André Scholten, olandese, ha scritto sul suo blog e tradotto su Yoast.com un articolo interessante che permette di creare un profilo-copia in cui ogni keyword usata per arrivare al sito è accompagnata dal numero di pagina in cui era ospitata sulle SERP (pagine dei risultati dei motori).
In realtà si tratta di tre filtri, il terzo dei quali fa il grosso del lavoro mentre i primi due si occupano di ripulire il traffico da tutto quel che non sono visite provenienti da Google organico. Perciò eccovi i tre filtri (usateli in ordine, anche se l’unica cosa importante è che il tre venga dopo gli altri due):

Ranking 1
filtro personalizzato – includi
campo filtro: sorgente campagna
pattern filtro: google
maiuscole/minuscole: no

Ranking 2
filtro personalizzato – includi
campo filtro: mezzo della campagna
pattern filtro: organic
maiuscole/minuscole: no

Ranking 3:
filtro personalizzato – avanzato
campo A -> estrai A: Referral (\?|&)q=([^&]*)
campo B -> estrai B: Referral (\?|&)start=([^&]*)
Output in -> Constructor: Definito dall’utente $A2 (posizione: $B2)
Campo A obbligatorio: si
Campo B obbligatorio: no
Sostituisci campo di output: si
maiuscole/minuscole: no

in sostanza questo filtro prende il referral di una visita da una ricerca, come http://www.google.it/search?num=20&hl=it&lr=lang_it&pwst=1&q=tambu&start=20&sa=N ed estrae le due informazioni in neretto, ricostruendole nella forma keyword (posizione: numero) dentro al campo “definito dall’utente” del pannello visitatori. Se non compare nessun numero significa che la visita arriva da pagina 1. Posizione inoltre non consente di conoscere la posizione esatta del click, ma rappresenta il risultato minimo che compare sulla SERP. Per cui posizione 20 significa in pratica pagina 3, come potete verificare guardando un po’ gli indirizzi delle SERP di Google.
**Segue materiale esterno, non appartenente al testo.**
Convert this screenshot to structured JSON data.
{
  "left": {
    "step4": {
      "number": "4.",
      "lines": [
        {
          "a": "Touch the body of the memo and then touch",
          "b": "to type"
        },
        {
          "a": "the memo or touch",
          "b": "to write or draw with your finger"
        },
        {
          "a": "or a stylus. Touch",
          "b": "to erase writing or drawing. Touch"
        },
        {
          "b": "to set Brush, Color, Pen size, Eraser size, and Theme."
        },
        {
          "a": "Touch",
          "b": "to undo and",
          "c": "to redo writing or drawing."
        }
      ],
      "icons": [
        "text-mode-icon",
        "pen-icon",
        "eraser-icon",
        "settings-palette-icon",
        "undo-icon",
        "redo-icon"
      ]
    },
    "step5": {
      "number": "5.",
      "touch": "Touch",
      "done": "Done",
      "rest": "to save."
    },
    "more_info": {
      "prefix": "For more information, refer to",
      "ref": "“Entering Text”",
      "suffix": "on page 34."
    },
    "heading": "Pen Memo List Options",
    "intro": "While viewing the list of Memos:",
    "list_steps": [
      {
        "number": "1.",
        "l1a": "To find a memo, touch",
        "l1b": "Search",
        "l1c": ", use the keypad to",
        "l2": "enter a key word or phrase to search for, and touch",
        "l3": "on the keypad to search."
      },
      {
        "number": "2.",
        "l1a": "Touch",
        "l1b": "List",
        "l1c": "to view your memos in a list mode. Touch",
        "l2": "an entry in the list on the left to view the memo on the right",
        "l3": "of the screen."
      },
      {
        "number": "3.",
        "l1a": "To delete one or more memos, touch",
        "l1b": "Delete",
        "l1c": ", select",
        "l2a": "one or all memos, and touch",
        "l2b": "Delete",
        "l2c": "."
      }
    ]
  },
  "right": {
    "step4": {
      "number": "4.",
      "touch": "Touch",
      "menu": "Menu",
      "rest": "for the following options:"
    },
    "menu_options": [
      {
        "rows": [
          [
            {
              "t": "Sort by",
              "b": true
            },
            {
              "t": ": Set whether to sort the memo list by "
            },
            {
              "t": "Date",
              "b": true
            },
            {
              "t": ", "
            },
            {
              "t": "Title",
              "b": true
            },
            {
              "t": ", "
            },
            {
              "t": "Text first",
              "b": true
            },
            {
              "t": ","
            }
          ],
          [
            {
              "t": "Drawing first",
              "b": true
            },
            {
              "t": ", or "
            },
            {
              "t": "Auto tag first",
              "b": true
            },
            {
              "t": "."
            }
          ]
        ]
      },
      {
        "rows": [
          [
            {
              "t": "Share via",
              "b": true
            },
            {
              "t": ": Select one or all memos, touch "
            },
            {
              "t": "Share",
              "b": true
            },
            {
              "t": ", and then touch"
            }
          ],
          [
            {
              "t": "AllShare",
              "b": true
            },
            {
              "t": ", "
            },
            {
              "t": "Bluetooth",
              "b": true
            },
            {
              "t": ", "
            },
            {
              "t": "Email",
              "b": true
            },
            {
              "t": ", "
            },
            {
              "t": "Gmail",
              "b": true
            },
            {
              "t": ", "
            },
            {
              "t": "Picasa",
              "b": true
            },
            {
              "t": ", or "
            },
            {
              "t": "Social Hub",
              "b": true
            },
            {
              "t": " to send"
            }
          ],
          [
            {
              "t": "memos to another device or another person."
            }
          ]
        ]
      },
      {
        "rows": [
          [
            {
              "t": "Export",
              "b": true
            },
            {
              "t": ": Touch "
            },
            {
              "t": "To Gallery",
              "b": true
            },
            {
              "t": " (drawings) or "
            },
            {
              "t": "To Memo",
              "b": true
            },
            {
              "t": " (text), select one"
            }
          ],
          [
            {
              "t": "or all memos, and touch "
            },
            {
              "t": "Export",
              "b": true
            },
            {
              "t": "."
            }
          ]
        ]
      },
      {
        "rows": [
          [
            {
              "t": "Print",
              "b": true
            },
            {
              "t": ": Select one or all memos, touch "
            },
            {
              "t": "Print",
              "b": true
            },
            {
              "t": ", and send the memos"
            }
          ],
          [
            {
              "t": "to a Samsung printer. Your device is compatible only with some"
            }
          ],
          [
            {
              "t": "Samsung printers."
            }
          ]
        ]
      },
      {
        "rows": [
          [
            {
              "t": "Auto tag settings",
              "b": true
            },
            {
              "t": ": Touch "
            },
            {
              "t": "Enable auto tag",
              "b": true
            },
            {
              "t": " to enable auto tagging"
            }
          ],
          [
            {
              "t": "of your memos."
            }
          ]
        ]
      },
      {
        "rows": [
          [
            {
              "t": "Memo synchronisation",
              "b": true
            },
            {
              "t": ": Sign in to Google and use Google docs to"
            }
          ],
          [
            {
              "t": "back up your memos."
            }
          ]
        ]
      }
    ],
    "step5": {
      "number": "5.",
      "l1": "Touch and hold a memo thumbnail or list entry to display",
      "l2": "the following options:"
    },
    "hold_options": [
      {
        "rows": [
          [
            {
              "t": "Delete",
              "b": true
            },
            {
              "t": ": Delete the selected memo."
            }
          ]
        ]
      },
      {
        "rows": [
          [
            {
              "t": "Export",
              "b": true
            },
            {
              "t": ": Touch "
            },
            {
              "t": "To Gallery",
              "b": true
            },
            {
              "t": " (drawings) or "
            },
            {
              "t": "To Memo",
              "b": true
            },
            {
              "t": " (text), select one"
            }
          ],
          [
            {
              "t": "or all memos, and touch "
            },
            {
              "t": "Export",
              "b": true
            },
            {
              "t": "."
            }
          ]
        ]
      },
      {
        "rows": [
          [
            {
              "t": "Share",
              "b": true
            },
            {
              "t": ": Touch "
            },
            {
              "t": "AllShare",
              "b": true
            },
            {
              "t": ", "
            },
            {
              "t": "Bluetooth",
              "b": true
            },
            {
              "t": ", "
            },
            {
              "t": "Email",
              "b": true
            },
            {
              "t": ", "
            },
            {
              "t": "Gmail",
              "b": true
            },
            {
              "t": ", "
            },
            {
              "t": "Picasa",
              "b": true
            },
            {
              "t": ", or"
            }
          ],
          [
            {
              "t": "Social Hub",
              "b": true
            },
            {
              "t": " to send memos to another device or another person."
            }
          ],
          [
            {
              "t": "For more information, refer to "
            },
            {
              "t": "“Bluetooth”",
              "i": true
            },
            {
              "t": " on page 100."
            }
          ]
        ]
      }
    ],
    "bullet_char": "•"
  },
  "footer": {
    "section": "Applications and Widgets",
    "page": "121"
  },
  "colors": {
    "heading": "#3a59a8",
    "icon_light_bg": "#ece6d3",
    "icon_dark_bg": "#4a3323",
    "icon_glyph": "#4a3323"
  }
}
Così come sono i tre filtri funzionano solo per Google, con un po’ di modifiche ai filtri uno e due si possono intercettare anche Yahoo e Live Search e modificare poi il terzo filtro come indicato nel post.
Ho provato questa soluzione per qualche giorno e i risultati sono interessanti: sebbene la maggior parte delle visite arrivi da pagina uno, allargando un po’ l’orizzonte delle keyword si arrivano a scoprire anche visite di persone che sono arrivate a pagina 10 o oltre, visite che mi sento quindi di ritenere molto interessate (non scorro dieci pagine di risultati per cliccare poi “a caso”). Come sempre, se qualcosa è in grado di darci uno sguardo diverso sui dati, vale la pena di provarlo.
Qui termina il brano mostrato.